Hof Den Haag was van oordeel dat de feitelijk verrichte activiteiten niet voldeden aan de eis dat zij voor ten minste 50% het algemeen belang dienen. De stichting kwalificeerde daarom niet als ANBI. Toch mocht de inspecteur de ANBI-status van de stichting niet met terugwerkende kracht tot 1 januari 2008 intrekken. De stichting mocht erop vertrouwen dat de inspecteur de ANBI-beschikking had gebaseerd op een weloverwogen standpunt. Er was geen sprake van kwade trouw bij de stichting. Daarom kon de ANBI-beschikking volgens het hof niet eerder dan per 1 januari 2010 worden ingetrokken.

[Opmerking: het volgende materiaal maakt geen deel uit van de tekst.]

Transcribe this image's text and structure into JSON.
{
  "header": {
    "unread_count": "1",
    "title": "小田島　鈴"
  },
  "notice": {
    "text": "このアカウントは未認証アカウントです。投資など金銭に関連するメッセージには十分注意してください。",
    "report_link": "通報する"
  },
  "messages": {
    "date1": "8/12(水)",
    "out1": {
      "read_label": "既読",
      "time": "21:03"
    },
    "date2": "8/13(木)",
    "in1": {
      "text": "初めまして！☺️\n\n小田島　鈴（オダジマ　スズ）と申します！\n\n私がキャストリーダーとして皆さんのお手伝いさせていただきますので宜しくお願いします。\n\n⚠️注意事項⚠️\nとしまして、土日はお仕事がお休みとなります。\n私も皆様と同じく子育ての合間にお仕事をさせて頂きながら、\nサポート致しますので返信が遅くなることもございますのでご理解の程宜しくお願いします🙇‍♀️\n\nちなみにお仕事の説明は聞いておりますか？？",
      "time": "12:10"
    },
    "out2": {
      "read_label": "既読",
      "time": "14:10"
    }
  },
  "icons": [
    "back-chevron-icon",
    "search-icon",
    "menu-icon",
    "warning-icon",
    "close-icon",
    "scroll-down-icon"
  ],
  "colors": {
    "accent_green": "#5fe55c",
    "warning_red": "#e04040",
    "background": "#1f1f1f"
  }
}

De Hoge Raad merkt op dat de wet de inspecteur de mogelijkheid biedt om een instelling met terugwerkende kracht niet meer als ANBI aan te merken. De algemene beginselen van behoorlijk bestuur kunnen verhinderen dat de inspecteur van deze mogelijkheid gebruik mag maken. De inspecteur bestreed voor het hof dat de jaarstukken van de stichting inzicht gaven in de feitelijke werkzaamheden. Gezien deze betwisting had het hof zijn oordeel dat de inspecteur een weloverwogen standpunt had ingenomen moeten motiveren. Omdat deze onderbouwing ontbrak was het oordeel van het hof onbegrijpelijk. De Hoge Raad heeft de uitspraak van het hof daarom vernietigd en de zaak verwezen naar Hof Amsterdam voor verdere behandeling.